One challenge for the United States—as Japanese and South Korean officials readily admit—is that neither Tokyo nor Seoul is eager to confront Beijing or Moscow. They are far from the only governments with this view, in that most countries are weaker than China militarily and many are loath to risk their trade and investment relationships. In Russia’s case, energy-dependent governments tread cautiously. Like U.S. allies in Asia, many if not most of America’s European allies are also careful in dealing with China and Russia. Realistic American strategies for great power competition should incorporate a clear view of what U.S. allies will and will not do.

From this perspective, cooperation on energy, energy technology, and climate change is an important opportunity to strengthen U.S. alliance relationships precisely because the United States can do a great deal with its partners that does not pose direct security threats to America’s rivals. In broad terms, this includes policies to expand research and development partnerships among government, academic, and private sector laboratories, to ease and grow trade and investment, and to harmonize regulations and standards.

Trade or other policies that directly challenge China are the most difficult avenues for cooperation. In recent unofficial dialogue meetings, Japanese and South Korean participants pointed out that China is their nation’s largest trade partner—a major consideration for their governments. This is not only about money, but also about supply chains; in the energy and energy technology sector, they said, Japan depends heavily on Chinese firms for electric vehicle (EV) components, while China is a major solar industry supplier for South Korea. Both governments are reexamining supply chains, but changes will be complex, expensive, and time-consuming. 

South Korea is the more vulnerable of the two as its economy is only one-third the size of Japan’s, which is in turn about one-third of China’s. Thus it is not surprising that South Korean experts saw Japan’s government as more willing than their own to support assertive U.S. trade policies toward China. Japanese experts agreed, stating that Tokyo is already discussing “selective decoupling” from China with Washington.

COOPERATION ON energy and energy technologies can play a central role not only in buttressing alliances and supporting a global transition to clean energy, but also in contributing to U.S. innovation, growth, trade, jobs, and competitiveness.

We use energy to generate electricity, to produce heat for residential, commercial, and industrial uses, and to provide mobility.
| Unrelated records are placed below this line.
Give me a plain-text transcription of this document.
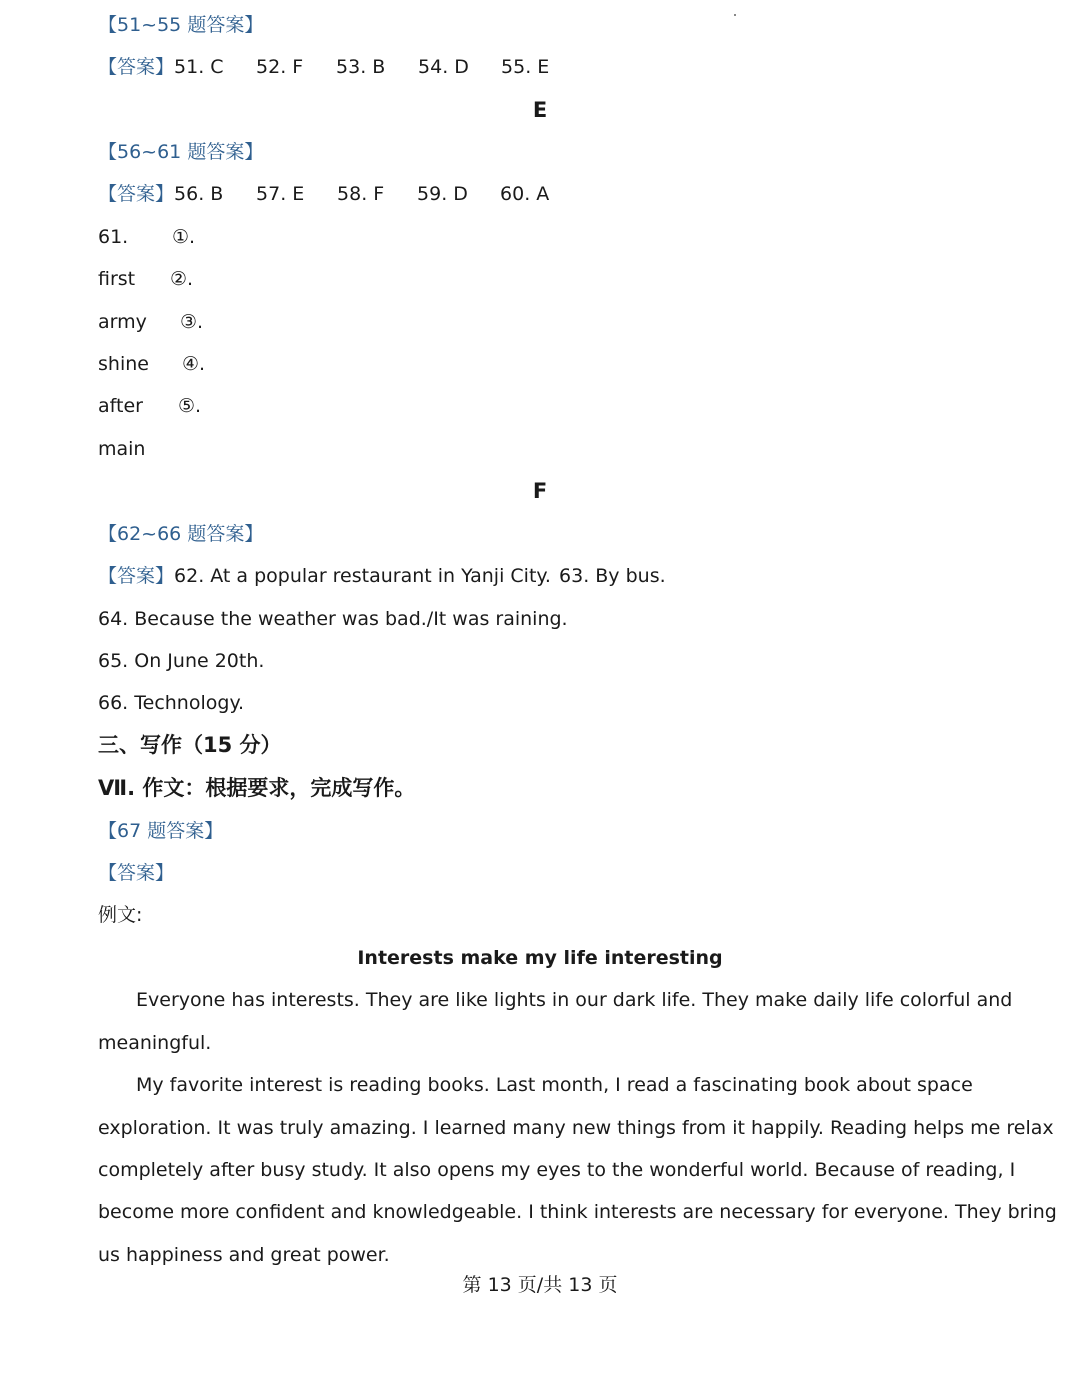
【51~55 题答案】
【答案】51. C 52. F 53. B 54. D 55. E
E
【56~61 题答案】
【答案】56. B 57. E 58. F 59. D 60. A
61. ①.
first ②.
army ③.
shine ④.
after ⑤.
main
F
【62~66 题答案】
【答案】62. At a popular restaurant in Yanji City. 63. By bus.
64. Because the weather was bad./It was raining.
65. On June 20th.
66. Technology.
三、写作（15 分）
Ⅶ. 作文：根据要求，完成写作。
【67 题答案】
【答案】
例文:
Interests make my life interesting
Everyone has interests. They are like lights in our dark life. They make daily life colorful and
meaningful.
My favorite interest is reading books. Last month, I read a fascinating book about space
exploration. It was truly amazing. I learned many new things from it happily. Reading helps me relax
completely after busy study. It also opens my eyes to the wonderful world. Because of reading, I
become more confident and knowledgeable. I think interests are necessary for everyone. They bring
us happiness and great power.
第 13 页/共 13 页
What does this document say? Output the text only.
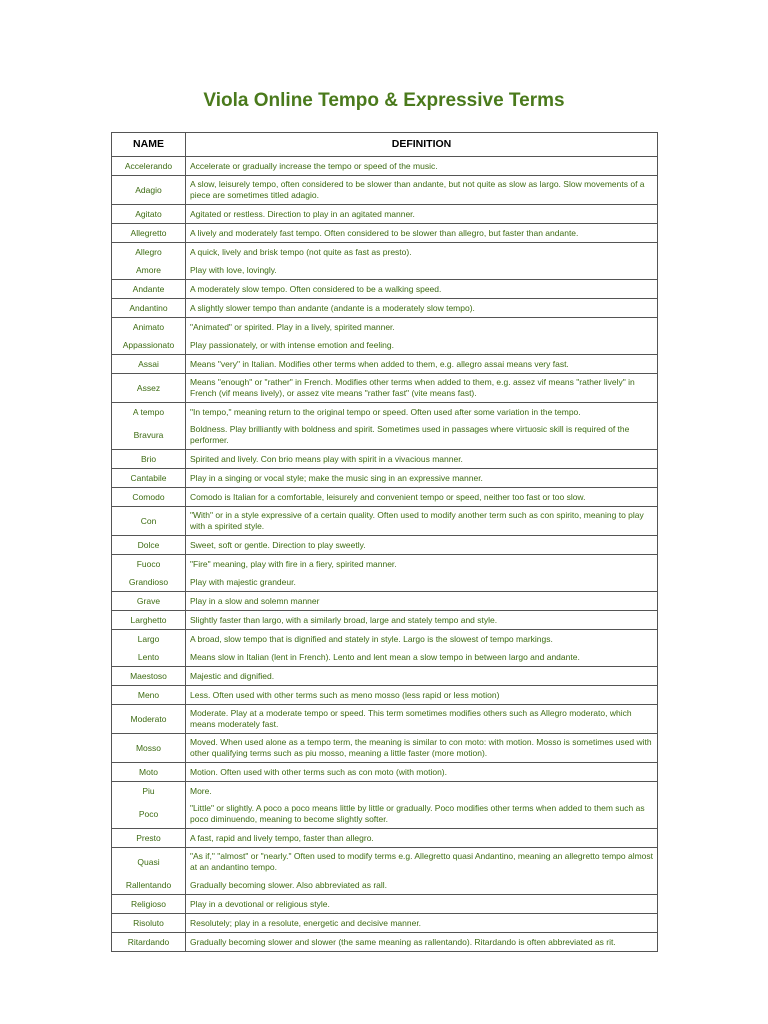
Viola Online Tempo & Expressive Terms
NAME	DEFINITION
Accelerando	Accelerate or gradually increase the tempo or speed of the music.
Adagio	A slow, leisurely tempo, often considered to be slower than andante, but not quite as slow as largo. Slow movements of a piece are sometimes titled adagio.
Agitato	Agitated or restless. Direction to play in an agitated manner.
Allegretto	A lively and moderately fast tempo. Often considered to be slower than allegro, but faster than andante.
Allegro	A quick, lively and brisk tempo (not quite as fast as presto).
Amore	Play with love, lovingly.
Andante	A moderately slow tempo. Often considered to be a walking speed.
Andantino	A slightly slower tempo than andante (andante is a moderately slow tempo).
Animato	"Animated" or spirited. Play in a lively, spirited manner.
Appassionato	Play passionately, or with intense emotion and feeling.
Assai	Means "very" in Italian. Modifies other terms when added to them, e.g. allegro assai means very fast.
Assez	Means "enough" or "rather" in French. Modifies other terms when added to them, e.g. assez vif means "rather lively" in French (vif means lively), or assez vite means "rather fast" (vite means fast).
A tempo	"In tempo," meaning return to the original tempo or speed. Often used after some variation in the tempo.
Bravura	Boldness. Play brilliantly with boldness and spirit. Sometimes used in passages where virtuosic skill is required of the performer.
Brio	Spirited and lively. Con brio means play with spirit in a vivacious manner.
Cantabile	Play in a singing or vocal style; make the music sing in an expressive manner.
Comodo	Comodo is Italian for a comfortable, leisurely and convenient tempo or speed, neither too fast or too slow.
Con	"With" or in a style expressive of a certain quality. Often used to modify another term such as con spirito, meaning to play with a spirited style.
Dolce	Sweet, soft or gentle. Direction to play sweetly.
Fuoco	"Fire" meaning, play with fire in a fiery, spirited manner.
Grandioso	Play with majestic grandeur.
Grave	Play in a slow and solemn manner
Larghetto	Slightly faster than largo, with a similarly broad, large and stately tempo and style.
Largo	A broad, slow tempo that is dignified and stately in style. Largo is the slowest of tempo markings.
Lento	Means slow in Italian (lent in French). Lento and lent mean a slow tempo in between largo and andante.
Maestoso	Majestic and dignified.
Meno	Less. Often used with other terms such as meno mosso (less rapid or less motion)
Moderato	Moderate. Play at a moderate tempo or speed. This term sometimes modifies others such as Allegro moderato, which means moderately fast.
Mosso	Moved. When used alone as a tempo term, the meaning is similar to con moto: with motion. Mosso is sometimes used with other qualifying terms such as piu mosso, meaning a little faster (more motion).
Moto	Motion. Often used with other terms such as con moto (with motion).
Piu	More.
Poco	"Little" or slightly. A poco a poco means little by little or gradually. Poco modifies other terms when added to them such as poco diminuendo, meaning to become slightly softer.
Presto	A fast, rapid and lively tempo, faster than allegro.
Quasi	"As if," "almost" or "nearly." Often used to modify terms e.g. Allegretto quasi Andantino, meaning an allegretto tempo almost at an andantino tempo.
Rallentando	Gradually becoming slower. Also abbreviated as rall.
Religioso	Play in a devotional or religious style.
Risoluto	Resolutely; play in a resolute, energetic and decisive manner.
Ritardando	Gradually becoming slower and slower (the same meaning as rallentando). Ritardando is often abbreviated as rit.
However, various energy sources are not equally suited to each of these tasks, especially when incorporating clean energy goals. Energy-dense fossil fuels are efficient for power, heat, and mobility, but are only “clean” in conjunction with technologies that prevent carbon dioxide from entering the atmosphere. Nuclear energy provides efficient carbon-free power and heat, but has limited applications for mobility (in some warships and submarines). Solar photovoltaic technology and wind can provide clean—if variable—power, as well as mobility by charging EV batteries, but do not deliver the high heat needed for industrial processes like steelmaking. In tandem with clean energy for processing, fossil fuels can also serve as a source of hydrogen, which can, in turn, provide carbon-free power, heat, and mobility through combustion or fuel cells. Some hope to use nuclear, solar, and wind energy to produce hydrogen through electrolysis of water, which splits its hydrogen and oxygen atoms. 
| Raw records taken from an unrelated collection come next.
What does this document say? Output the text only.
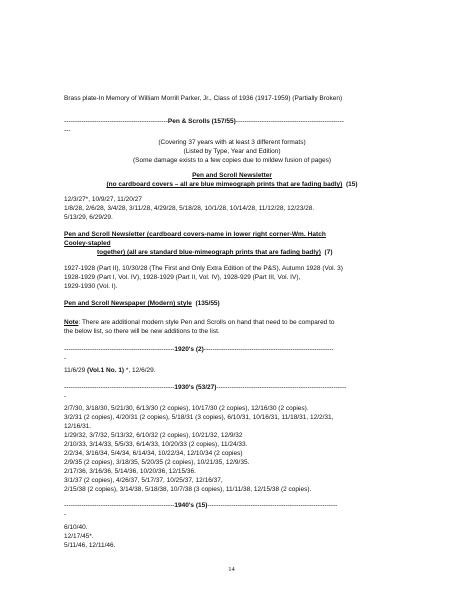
Brass plate-In Memory of William Morrill Parker, Jr., Class of 1936 (1917-1959) (Partially Broken)
------------------------------------------------Pen & Scrolls (157/55)--------------------------------------------------
---
(Covering 37 years with at least 3 different formats)
(Listed by Type, Year and Edition)
(Some damage exists to a few copies due to mildew fusion of pages)
Pen and Scroll Newsletter
(no cardboard covers – all are blue mimeograph prints that are fading badly) (15)
12/3/27*, 10/9/27, 11/20/27
1/8/28, 2/6/28, 3/4/28, 3/11/28, 4/29/28, 5/18/28, 10/1/28, 10/14/28, 11/12/28, 12/23/28.
5/13/29, 6/29/29.
Pen and Scroll Newsletter (cardboard covers-name in lower right corner-Wm. Hatch
Cooley-stapled
together) (all are standard blue-mimeograph prints that are fading badly) (7)
1927-1928 (Part II), 10/30/28 (The First and Only Extra Edition of the P&S), Autumn 1928 (Vol. 3)
1928-1929 (Part I, Vol. IV), 1928-1929 (Part II, Vol. IV), 1928-929 (Part III, Vol. IV),
1929-1930 (Vol. I).
Pen and Scroll Newspaper (Modern) style (135/55)
Note: There are additional modern style Pen and Scrolls on hand that need to be compared to
the below list, so there will be new additions to the list.
---------------------------------------------------1920's (2)------------------------------------------------------------
-
11/6/29 (Vol.1 No. 1) *, 12/6/29.
---------------------------------------------------1930's (53/27)------------------------------------------------------------
-
2/7/30, 3/18/30, 5/21/30, 6/13/30 (2 copies), 10/17/30 (2 copies), 12/16/30 (2 copies).
3/2/31 (2 copies), 4/20/31 (2 copies), 5/18/31 (3 copies), 6/10/31, 10/16/31, 11/18/31, 12/2/31,
12/16/31.
1/29/32, 3/7/32, 5/13/32, 6/10/32 (2 copies), 10/21/32, 12/9/32
2/10/33, 3/14/33, 5/5/33, 6/14/33, 10/20/33 (2 copies), 11/24/33.
2/2/34, 3/16/34, 5/4/34, 6/14/34, 10/22/34, 12/10/34 (2 copies)
2/9/35 (2 copies), 3/18/35, 5/20/35 (2 copies), 10/21/35, 12/9/35.
2/17/36, 3/16/36, 5/14/36, 10/20/36, 12/15/36.
3/1/37 (2 copies), 4/26/37, 5/17/37, 10/25/37, 12/16/37,
2/15/38 (2 copies), 3/14/38, 5/18/38, 10/7/38 (3 copies), 11/11/38, 12/15/38 (2 copies).
---------------------------------------------------1940's (15)------------------------------------------------------------
-
6/10/40.
12/17/45*.
5/11/46, 12/11/46.
14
The United States, Japan, and South Korea can be close energy partners because they share challenges and have impressive technological capabilities. Moreover, while they are commercial competitors in some areas (such as gas turbines, nuclear reactors, solar panels, and EVs), their economies are complementary in others (especially U.S. natural gas exports, which are critical to both Tokyo’s and Seoul’s energy transition strategies today and could be—like hydrogen—in the future as well). In highly competitive areas, cooperation can become more difficult as technologies move from early research and development to demonstration and commercial deployment.